O chão está bem limpo, as cordas bem firmes, o timão me chamando. Está tudo em ordem, nada que possa atrasar nossa partida em evidência. Caminho pela hospedagem, as redes já estão postas. Os barris de mantimentos estão cheios, as cabines estão limpas e organizadas. Temos pólvora, armamento e muito rum. Temos suplementos para passar 3 meses no mar, e só precisamos de duas semanas.

Entro na cabine do capitão.

Eu já estava com saudades do cheiro de sal.
Minha cabine é um espaço amplo. Possui uma janela larga do outro lado, uma mesa grande em sua frente, uma poltrona confortável, um monte de papeis espalhados em cima da mesa. Na parede esquerda, uma adega em meio a muitos livros de todas as nações. Gosto de colecionar conhecimento. Na parede direita, minha cama, presa as madeiras grossas, cortinas espessas em sua volta. Em frente a mesa possui duas poltronas, também confortáveis, mas de menor estatura.

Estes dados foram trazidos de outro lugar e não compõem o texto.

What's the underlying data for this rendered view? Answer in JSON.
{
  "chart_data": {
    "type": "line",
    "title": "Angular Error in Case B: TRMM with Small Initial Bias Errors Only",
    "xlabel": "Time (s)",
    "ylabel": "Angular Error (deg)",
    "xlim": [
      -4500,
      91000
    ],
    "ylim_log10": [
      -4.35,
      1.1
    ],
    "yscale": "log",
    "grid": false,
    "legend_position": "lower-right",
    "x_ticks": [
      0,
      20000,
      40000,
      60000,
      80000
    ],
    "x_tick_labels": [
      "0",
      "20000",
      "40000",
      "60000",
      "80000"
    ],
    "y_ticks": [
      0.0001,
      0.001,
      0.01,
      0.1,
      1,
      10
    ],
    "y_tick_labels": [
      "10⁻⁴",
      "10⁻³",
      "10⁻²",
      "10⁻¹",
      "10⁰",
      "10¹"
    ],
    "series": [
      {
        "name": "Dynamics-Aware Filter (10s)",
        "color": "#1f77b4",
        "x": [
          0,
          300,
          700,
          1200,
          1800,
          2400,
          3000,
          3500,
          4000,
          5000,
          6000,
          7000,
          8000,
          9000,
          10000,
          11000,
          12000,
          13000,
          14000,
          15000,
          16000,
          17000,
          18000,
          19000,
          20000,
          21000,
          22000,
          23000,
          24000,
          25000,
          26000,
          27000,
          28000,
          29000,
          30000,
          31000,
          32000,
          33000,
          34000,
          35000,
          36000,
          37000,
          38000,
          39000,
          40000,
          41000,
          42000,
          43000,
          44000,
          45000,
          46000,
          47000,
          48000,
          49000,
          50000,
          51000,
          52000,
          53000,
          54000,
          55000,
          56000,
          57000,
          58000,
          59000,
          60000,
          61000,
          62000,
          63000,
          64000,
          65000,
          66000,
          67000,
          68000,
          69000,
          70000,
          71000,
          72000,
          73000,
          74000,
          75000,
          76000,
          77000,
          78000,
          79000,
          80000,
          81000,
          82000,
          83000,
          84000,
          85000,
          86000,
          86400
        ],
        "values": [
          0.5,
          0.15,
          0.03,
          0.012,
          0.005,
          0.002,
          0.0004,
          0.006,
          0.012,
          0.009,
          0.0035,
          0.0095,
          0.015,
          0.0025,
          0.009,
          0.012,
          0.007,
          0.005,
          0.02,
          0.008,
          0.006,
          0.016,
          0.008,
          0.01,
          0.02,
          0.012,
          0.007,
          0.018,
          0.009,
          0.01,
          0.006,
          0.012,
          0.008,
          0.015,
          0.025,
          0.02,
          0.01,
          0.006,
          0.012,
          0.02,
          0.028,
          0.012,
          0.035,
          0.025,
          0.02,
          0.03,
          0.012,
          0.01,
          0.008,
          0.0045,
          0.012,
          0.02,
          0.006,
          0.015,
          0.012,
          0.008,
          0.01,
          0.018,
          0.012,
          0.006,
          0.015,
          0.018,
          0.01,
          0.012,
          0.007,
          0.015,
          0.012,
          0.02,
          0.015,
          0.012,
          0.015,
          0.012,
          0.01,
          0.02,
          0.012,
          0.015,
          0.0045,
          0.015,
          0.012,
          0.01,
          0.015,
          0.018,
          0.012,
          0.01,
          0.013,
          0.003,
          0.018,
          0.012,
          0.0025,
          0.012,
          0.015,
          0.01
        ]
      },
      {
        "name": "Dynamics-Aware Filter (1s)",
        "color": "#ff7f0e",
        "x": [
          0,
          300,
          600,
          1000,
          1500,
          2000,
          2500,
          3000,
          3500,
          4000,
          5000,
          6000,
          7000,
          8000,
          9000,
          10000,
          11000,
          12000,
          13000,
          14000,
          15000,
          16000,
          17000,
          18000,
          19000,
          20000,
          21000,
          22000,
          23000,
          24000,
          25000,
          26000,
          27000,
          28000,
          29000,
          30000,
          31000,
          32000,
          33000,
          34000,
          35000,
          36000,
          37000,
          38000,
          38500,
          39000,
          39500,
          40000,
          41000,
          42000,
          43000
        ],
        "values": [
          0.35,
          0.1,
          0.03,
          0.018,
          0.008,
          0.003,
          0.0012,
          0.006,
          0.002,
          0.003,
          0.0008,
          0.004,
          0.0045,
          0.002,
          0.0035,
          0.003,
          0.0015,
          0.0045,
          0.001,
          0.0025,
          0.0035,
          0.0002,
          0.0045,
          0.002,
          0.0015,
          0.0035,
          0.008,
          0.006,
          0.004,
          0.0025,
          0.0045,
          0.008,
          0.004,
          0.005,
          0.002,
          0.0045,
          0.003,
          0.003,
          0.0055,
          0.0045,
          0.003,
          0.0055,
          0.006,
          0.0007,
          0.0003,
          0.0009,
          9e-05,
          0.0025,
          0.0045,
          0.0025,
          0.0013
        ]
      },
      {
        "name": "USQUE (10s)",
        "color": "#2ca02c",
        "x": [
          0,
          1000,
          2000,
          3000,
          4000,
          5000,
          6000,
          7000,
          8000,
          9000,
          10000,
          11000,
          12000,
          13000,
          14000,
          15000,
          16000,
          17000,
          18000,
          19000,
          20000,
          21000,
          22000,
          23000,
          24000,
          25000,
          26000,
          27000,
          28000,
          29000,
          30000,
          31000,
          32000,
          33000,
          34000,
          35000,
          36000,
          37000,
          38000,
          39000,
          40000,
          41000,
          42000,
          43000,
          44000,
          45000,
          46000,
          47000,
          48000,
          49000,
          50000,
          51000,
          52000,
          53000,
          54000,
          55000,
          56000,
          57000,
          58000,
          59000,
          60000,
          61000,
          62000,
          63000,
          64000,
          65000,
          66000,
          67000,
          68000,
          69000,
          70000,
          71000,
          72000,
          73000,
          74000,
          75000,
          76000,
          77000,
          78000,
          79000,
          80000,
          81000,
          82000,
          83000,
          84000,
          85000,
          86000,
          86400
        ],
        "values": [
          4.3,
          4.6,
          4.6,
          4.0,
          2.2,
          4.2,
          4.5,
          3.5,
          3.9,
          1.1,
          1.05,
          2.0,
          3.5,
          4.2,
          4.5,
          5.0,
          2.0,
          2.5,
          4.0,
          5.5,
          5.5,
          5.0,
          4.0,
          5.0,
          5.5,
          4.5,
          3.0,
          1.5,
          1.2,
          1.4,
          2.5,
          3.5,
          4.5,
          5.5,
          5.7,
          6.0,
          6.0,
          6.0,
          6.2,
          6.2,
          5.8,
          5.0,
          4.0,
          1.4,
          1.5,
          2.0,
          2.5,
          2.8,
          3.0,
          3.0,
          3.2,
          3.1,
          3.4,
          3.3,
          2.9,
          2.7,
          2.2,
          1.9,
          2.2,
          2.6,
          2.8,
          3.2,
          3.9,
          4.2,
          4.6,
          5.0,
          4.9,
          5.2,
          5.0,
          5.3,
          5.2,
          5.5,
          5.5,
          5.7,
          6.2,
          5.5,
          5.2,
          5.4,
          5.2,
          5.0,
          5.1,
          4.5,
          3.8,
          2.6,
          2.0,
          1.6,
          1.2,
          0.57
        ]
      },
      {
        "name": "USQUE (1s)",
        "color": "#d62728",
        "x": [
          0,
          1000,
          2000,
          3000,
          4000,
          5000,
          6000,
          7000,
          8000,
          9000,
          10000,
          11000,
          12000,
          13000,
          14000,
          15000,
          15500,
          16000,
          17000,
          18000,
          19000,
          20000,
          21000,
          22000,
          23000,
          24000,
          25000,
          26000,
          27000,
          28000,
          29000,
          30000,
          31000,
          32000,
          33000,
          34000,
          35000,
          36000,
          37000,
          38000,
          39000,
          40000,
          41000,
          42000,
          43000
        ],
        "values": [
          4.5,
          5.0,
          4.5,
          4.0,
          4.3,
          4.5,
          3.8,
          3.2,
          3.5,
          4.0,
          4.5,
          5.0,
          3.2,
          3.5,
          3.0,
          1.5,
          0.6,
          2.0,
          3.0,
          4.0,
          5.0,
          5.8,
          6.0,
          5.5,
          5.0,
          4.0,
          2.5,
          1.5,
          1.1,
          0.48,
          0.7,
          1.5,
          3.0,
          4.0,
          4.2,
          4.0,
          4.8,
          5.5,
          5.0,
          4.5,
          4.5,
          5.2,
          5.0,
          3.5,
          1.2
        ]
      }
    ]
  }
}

Caminho até a adega, puxo um baú na parte inferior das prateleiras, o carrego até a mesa. Volto para buscar algo para beber. Escolho o whisky do meu pai, essa garrafa vai durar para sempre. Sirvo uma dose. Me sento em minha poltrona, abro o baú, espalho as cartas, coloco os pés em cima da mesa, escolho a posição mais confortável possível, relaxo os ombros, beberico minha bebida e me coloco a ler.

Dentro daquele baú, existe a parte mais dolorosa da minha vida. Estão as cartas da Dona.
Minha mulher. Ela envia uma carta para cada porto em que eu vou parar ao longo do ano, para nos manter perto, eu faço o mesmo, envio as cartas sempre que chego em terra. Nosso amor sobrevive a distância, sobrevive aos anos, sobrevive as nossas diferenças, mas não sobrevive a mim.

Há um tempo, Dona disse que não poderia mais suportar a ideia de, como ela mesma disse "minha tendência suicida". Ela pode suportar as outras mulheres, ela pode suportar meu trabalho no mar, mas não ao fato de que eu estou sempre correndo riscos "imprudentes e desnecessários".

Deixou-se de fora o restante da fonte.